Peu avant le 1er mai 1942, le groupe ternois, alors dirigé par Anselme Arsa, décide d’organiser une journée d’action en pavoisant les rues avec des oriflammes accrochés dans les lignes téléphoniques.
Dans la nuit du 30 avril au 1er mai, la brigade de gendarmerie est « alertée sur une distribution de tracts ». Une patrouille surprend Jean Toussaint et Charles Lépine, « porteurs de banderoles rouges ornées de la faucille et du marteau [ainsi que] de pots de peinture rouge. Les gendarmes récupèrent des tracts sur la voie publique et sept banderoles à Quessy et Fargniers. Une perquisition à lieu chez Toussaint… »
Cette nuit-là ou le lendemain, Fernand Bouyssou et Roger Debarre sont également arrêtés.
Ainsi qu’en rend compte le commissaire de la ville, l’effort de propagande n’est pas resté sans effet : « Soirée animations inaccoutumées à Tergnier : vers 18 heures, de nombreuses personnes sont passées devant la mairie […] répondant ainsi à l’initiative de la radio anglaise et de tracts : 800 personnes en une heure de temps. Une délégation d’employés SNCF est reçue en mairie. À 18h30, un rassemblement d’une trentaine d’hommes est dispersé place de la mairie »
Le 2 mai, Jean Toussaint est écroué avec ses camarades à la Maison d’arrêt de Laon (02). Le 6 mai, la Cour spéciale d’Amiens prononce un jugement condamnant Fernand Bouyssou à trois ans d’emprisonnement et à 1200 francs d’amende, et Jean Toussaint, Roger Debarre et Charles Lépine chacun à un an d’emprisonnement et à 1200 francs d’amende.
Remis aux autorités d’occupation à leur demande, Jean Toussaint est transféré au quartier allemand de la prison le 21 mai, comme Charles Lépine, puis aussitôt interné au camp allemand de Royallieu à Compiègne (Oise – 60), administré et gardé par la Wehrmacht (Frontstalag 122 – Polizeihaftlager).

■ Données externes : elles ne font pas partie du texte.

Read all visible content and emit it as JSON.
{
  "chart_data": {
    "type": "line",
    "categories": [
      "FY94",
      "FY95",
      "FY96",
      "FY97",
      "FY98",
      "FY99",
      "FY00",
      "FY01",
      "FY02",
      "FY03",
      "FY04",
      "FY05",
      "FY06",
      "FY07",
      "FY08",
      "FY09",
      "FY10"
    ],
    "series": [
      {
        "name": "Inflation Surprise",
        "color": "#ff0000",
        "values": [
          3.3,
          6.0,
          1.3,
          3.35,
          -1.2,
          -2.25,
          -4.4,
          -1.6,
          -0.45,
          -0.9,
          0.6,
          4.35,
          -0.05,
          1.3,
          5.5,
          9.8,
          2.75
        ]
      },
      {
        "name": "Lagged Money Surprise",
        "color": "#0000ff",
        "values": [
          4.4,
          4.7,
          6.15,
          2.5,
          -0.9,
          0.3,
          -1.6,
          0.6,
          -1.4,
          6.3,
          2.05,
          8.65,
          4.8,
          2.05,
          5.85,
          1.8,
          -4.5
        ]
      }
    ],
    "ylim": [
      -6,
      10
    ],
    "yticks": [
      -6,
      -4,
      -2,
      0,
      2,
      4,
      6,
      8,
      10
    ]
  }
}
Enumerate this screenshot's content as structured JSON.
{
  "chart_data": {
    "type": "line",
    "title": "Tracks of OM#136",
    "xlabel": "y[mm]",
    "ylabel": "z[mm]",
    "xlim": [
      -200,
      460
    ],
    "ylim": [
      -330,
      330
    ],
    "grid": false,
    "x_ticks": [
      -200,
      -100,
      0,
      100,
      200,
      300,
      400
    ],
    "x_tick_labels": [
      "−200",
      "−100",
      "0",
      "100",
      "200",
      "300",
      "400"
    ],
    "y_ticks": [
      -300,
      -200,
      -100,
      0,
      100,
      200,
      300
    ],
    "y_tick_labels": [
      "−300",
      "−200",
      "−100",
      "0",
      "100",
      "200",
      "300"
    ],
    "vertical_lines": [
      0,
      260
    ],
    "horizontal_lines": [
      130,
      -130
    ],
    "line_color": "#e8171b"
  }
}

Entre le 6 mai et la fin juin 1942, Jean Toussaint est sélectionné avec plus d’un millier d’otages désignés comme communistes et une cinquantaine d’otages désignés comme juifs dont la déportation a été décidée en représailles des actions armées de la résistance communiste contre l’armée allemande (en application d’un ordre de Hitler).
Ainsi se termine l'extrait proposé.